The on-demand grocery delivery industry in Europe (and beyond) continues to heat up amidst the pandemic, including a plethora of startups taking a vertical approach by operating their own delivery only — or “dark” — stores. The latest to show its hand is Berlin-based Flink, which today is announcing that it has raised a hefty $52 million in seed financing.
The round is led by Target Global and existing investors Northzone, Cherry Ventures and Silicon Valley-based debt provider TriplePoint Capital. Cristina Stenbeck from Kinnevik also joins the round in a personal capacity.
TriplePoint’s inclusion is notable, since debt financing makes sense for these types of capital intensive businesses, including those that need to build out actual stores, albeit dark ones, and other deep logistics infrastructure.
To that end, the injection of capital — which brings total funding to date to $64 million — coincides with Flink’s expansion into the Netherlands and France, and follows the opening of 10 dark stores in a number of German cities. They include Berlin, Hamburg, Munich, Nuremberg, Dusseldorf and Cologne, with more planned.
Officially launched just six weeks ago, Flink, which means “quick” in German, claims to deliver groceries from its own network of fulfilment centres in less than 10 minutes. That puts it up against dark-store competitors including Berlin’s much-hyped Gorillas and London’s Dija and Weezy, and France’s Cajoo, all of which also claim to focus on fresh food and groceries.
There’s also the likes of Zapp, which is still in stealth and more focused on a potentially higher-margin convenience store offering similar to U.S. unicorn goPuff. (Related: goPuff itself is also looking to expand into Europe and is currently in talks to acquire or invest in the U.K.’s Fancy, which some have dubbed a mini goPuff).
However, based on today’s funding round and an extremely experienced founding team, Flink is certainly one to watch. The rather stealthy company was founded in late 2020 by Oliver Merkel (former Bain & Company partner who led the firm’s retail practice in Germany), Christoph Cordes (former co-CEO of home24, which IPO’d in 2018) and Julian Dames (former co-founder of Foodora, CMO at foodpanda and VP at Delivery Hero, and most recently at SoftBank). Founder-market-fit? Check.

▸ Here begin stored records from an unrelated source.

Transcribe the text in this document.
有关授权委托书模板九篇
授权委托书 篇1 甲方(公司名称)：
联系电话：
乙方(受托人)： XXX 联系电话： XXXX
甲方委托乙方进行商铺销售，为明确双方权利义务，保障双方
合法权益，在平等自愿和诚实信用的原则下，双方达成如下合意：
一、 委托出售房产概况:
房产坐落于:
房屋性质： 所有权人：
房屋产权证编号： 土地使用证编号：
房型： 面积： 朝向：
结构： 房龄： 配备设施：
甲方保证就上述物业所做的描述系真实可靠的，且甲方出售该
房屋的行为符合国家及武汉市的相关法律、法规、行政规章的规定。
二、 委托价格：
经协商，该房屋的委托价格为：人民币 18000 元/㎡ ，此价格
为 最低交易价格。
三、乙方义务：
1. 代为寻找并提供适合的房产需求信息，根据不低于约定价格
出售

As noted, Flink is pitching itself very much as a grocery solution, similar to Dija and Gorillas, for example, meaning that the real competition — in the short to mid-term, at least — is traditional supermarkets that do scheduled delivery but aren’t typically on-demand. However, delivering just-in-time fresh food poses many logistical challenges, such as the supply chain and ensuring you actually stock the products customers want when they want them. That’s a slightly different challenge to focusing on convenience store items such as beer, chocolate and snacks, or cigarettes etc., which is closer to the original goPuff model.
In a brief call last night with Christian Meermann, founding partner at Cherry Ventures, he told me that he believes truly on-demand groceries can be made to work, including the unit economics, but concedes it is a huge challenge logistically. But he also pointed out that the prize is potentially much bigger for whichever team can figure it out, since grocery shopping can easily happen multiple times per week and basket sizes can soon add up. Meermann isn’t convinced the same can be said of a pure convenience store offering, but of course there is overlap between the two.

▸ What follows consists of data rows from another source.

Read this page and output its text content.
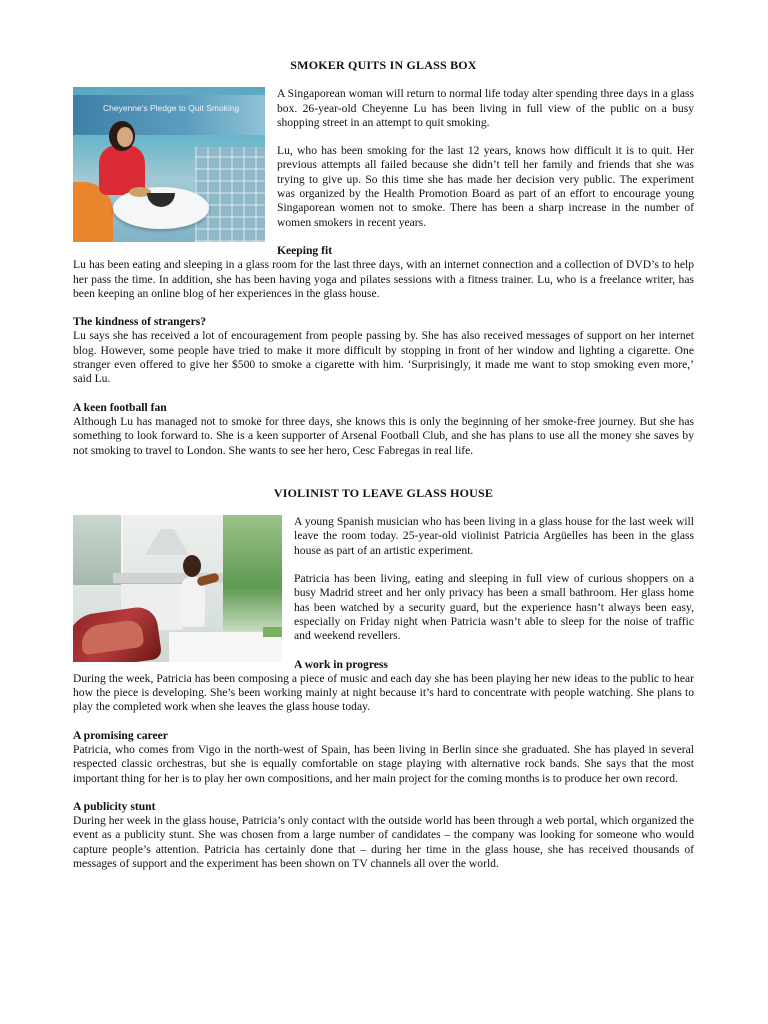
SMOKER QUITS IN GLASS BOX
Cheyenne's Pledge to Quit Smoking

A Singaporean woman will return to normal life today alter spending three days in a glass box. 26-year-old Cheyenne Lu has been living in full view of the public on a busy shopping street in an attempt to quit smoking.

Lu, who has been smoking for the last 12 years, knows how difficult it is to quit. Her previous attempts all failed because she didn’t tell her family and friends that she was trying to give up. So this time she has made her decision very public. The experiment was organized by the Health Promotion Board as part of an effort to encourage young Singaporean women not to smoke. There has been a sharp increase in the number of women smokers in recent years.

Keeping fit

Lu has been eating and sleeping in a glass room for the last three days, with an internet connection and a collection of DVD’s to help her pass the time. In addition, she has been having yoga and pilates sessions with a fitness trainer. Lu, who is a freelance writer, has been keeping an online blog of her experiences in the glass house.

The kindness of strangers?

Lu says she has received a lot of encouragement from people passing by. She has also received messages of support on her internet blog. However, some people have tried to make it more difficult by stopping in front of her window and lighting a cigarette. One stranger even offered to give her $500 to smoke a cigarette with him. ‘Surprisingly, it made me want to stop smoking even more,’ said Lu.

A keen football fan

Although Lu has managed not to smoke for three days, she knows this is only the beginning of her smoke-free journey. But she has something to look forward to. She is a keen supporter of Arsenal Football Club, and she has plans to use all the money she saves by not smoking to travel to London. She wants to see her hero, Cesc Fabregas in real life.

VIOLINIST TO LEAVE GLASS HOUSE

A young Spanish musician who has been living in a glass house for the last week will leave the room today. 25-year-old violinist Patricia Argüelles has been in the glass house as part of an artistic experiment.

Patricia has been living, eating and sleeping in full view of curious shoppers on a busy Madrid street and her only privacy has been a small bathroom. Her glass home has been watched by a security guard, but the experience hasn’t always been easy, especially on Friday night when Patricia wasn’t able to sleep for the noise of traffic and weekend revellers.

A work in progress

During the week, Patricia has been composing a piece of music and each day she has been playing her new ideas to the public to hear how the piece is developing. She’s been working mainly at night because it’s hard to concentrate with people watching. She plans to play the completed work when she leaves the glass house today.

A promising career

Patricia, who comes from Vigo in the north-west of Spain, has been living in Berlin since she graduated. She has played in several respected classic orchestras, but she is equally comfortable on stage playing with alternative rock bands. She says that the most important thing for her is to play her own compositions, and her main project for the coming months is to produce her own record.

A publicity stunt

During her week in the glass house, Patricia’s only contact with the outside world has been through a web portal, which organized the event as a publicity stunt. She was chosen from a large number of candidates – the company was looking for someone who would capture people’s attention. Patricia has certainly done that – during her time in the glass house, she has received thousands of messages of support and the experiment has been shown on TV channels all over the world.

Jessica Schultz, general partner at Northzone and previously a co-founder of HelloFresh, agrees. She says that instant shopping delivery will become “the new standard” in shopping more generally, and that groceries is the perfect category to start in, due to the nature of the products and frequency of consumption (e.g. perishables, waste, snacking, three meals per day, etc.).
“Getting all your groceries, and not only convenience items but also your fresh herbs, your fruits, your bread… in less than 10 minutes is truly a wow experience,” she tells me. “I’m incredibly impressed with what the Flink team has achieved to date in this very fast-moving industry. I’m not sure I’ve seen such a rapid growth, or clean and strategic approach before. Their deep understanding of the core market dynamics is what will make them succeed”.

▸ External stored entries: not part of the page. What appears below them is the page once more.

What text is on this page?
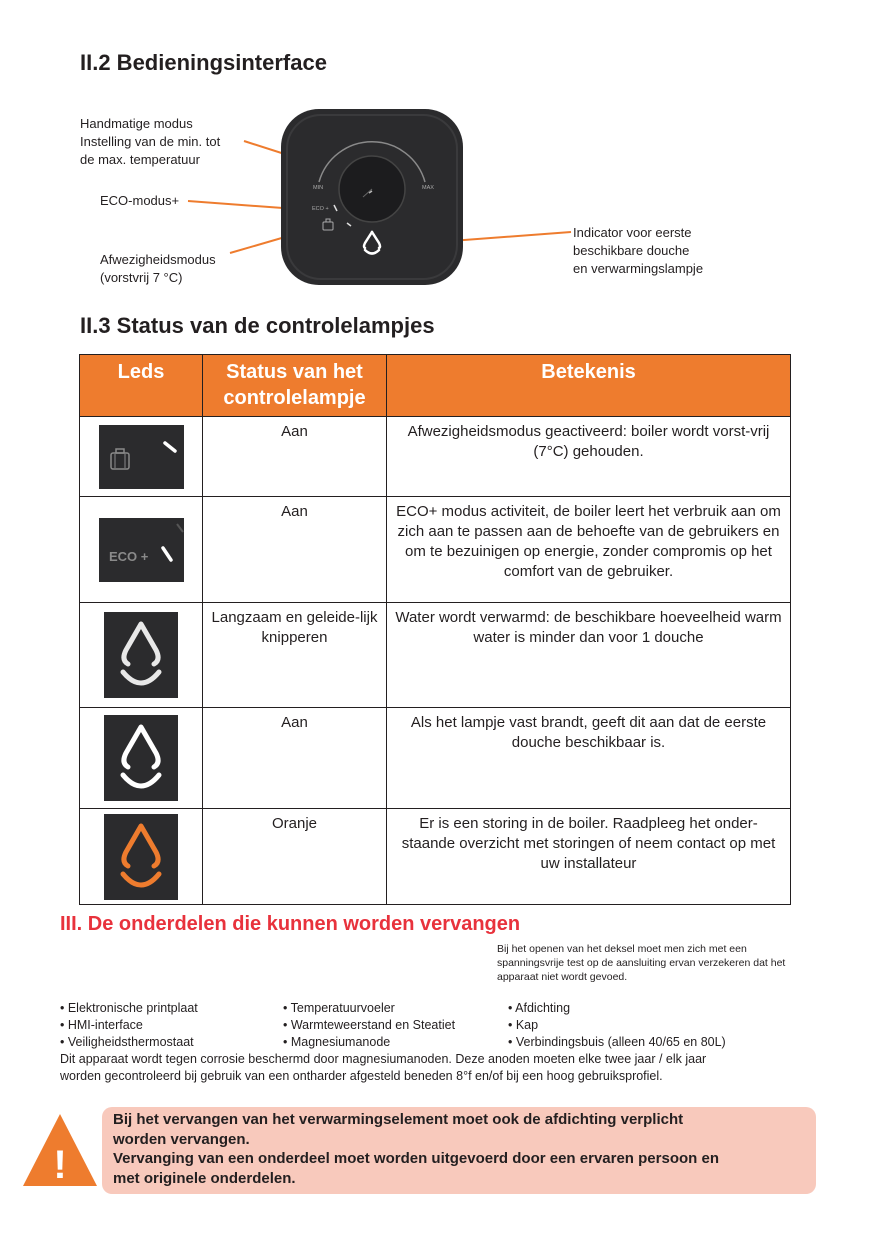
II.2 Bedieningsinterface
Handmatige modus
Instelling van de min. tot
de max. temperatuur
ECO-modus+
Afwezigheidsmodus
(vorstvrij 7 °C)
Indicator voor eerste
beschikbare douche
en verwarmingslampje
MIN	MAX
ECO +
II.3 Status van de controlelampjes
Leds	Status van het controlelampje	Betekenis

	Aan	Afwezigheidsmodus geactiveerd: boiler wordt vorst-vrij (7°C) gehouden.

ECO +	Aan	ECO+ modus activiteit, de boiler leert het verbruik aan om zich aan te passen aan de behoefte van de gebruikers en om te bezuinigen op energie, zonder compromis op het comfort van de gebruiker.

	Langzaam en geleide-lijk knipperen	Water wordt verwarmd: de beschikbare hoeveelheid warm water is minder dan voor 1 douche

	Aan	Als het lampje vast brandt, geeft dit aan dat de eerste douche beschikbaar is.

	Oranje	Er is een storing in de boiler. Raadpleeg het onder-staande overzicht met storingen of neem contact op met uw installateur
III. De onderdelen die kunnen worden vervangen
Bij het openen van het deksel moet men zich met een
spanningsvrije test op de aansluiting ervan verzekeren dat het
apparaat niet wordt gevoed.
• Elektronische printplaat
• HMI-interface
• Veiligheidsthermostaat
• Temperatuurvoeler
• Warmteweerstand en Steatiet
• Magnesiumanode
• Afdichting
• Kap
• Verbindingsbuis (alleen 40/65 en 80L)
Dit apparaat wordt tegen corrosie beschermd door magnesiumanoden. Deze anoden moeten elke twee jaar / elk jaar
worden gecontroleerd bij gebruik van een ontharder afgesteld beneden 8°f en/of bij een hoog gebruiksprofiel.
!
Bij het vervangen van het verwarmingselement moet ook de afdichting verplicht
worden vervangen.
Vervanging van een onderdeel moet worden uitgevoerd door een ervaren persoon en
met originele onderdelen.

Schultz also argues that existing supermarket infrastructure can’t deliver on express grocery shopping and that large incumbents don’t have the skillset or agility to build on-demand grocery. “Instant delivery requires the build out of new infrastructure (micro-warehouses, hub & spoke) as well as a fully vertically integrated approach,” she adds.
Meanwhile, the new financing will be used to expand further within Germany and into additional European markets this year. “In Q2 2021, Flink will roll out its first stores in the Netherlands and France, beginning in cities like Amsterdam and Paris,” says the 120-person company.
“Consumers absolutely love to get their grocery shopping done in 10 minutes,” says founder Oliver Merkel. “We’ve received fantastic NPS feedback and see people using Flink multiple times a week. With the additional funding, we can roll out Flink even faster in Europe.”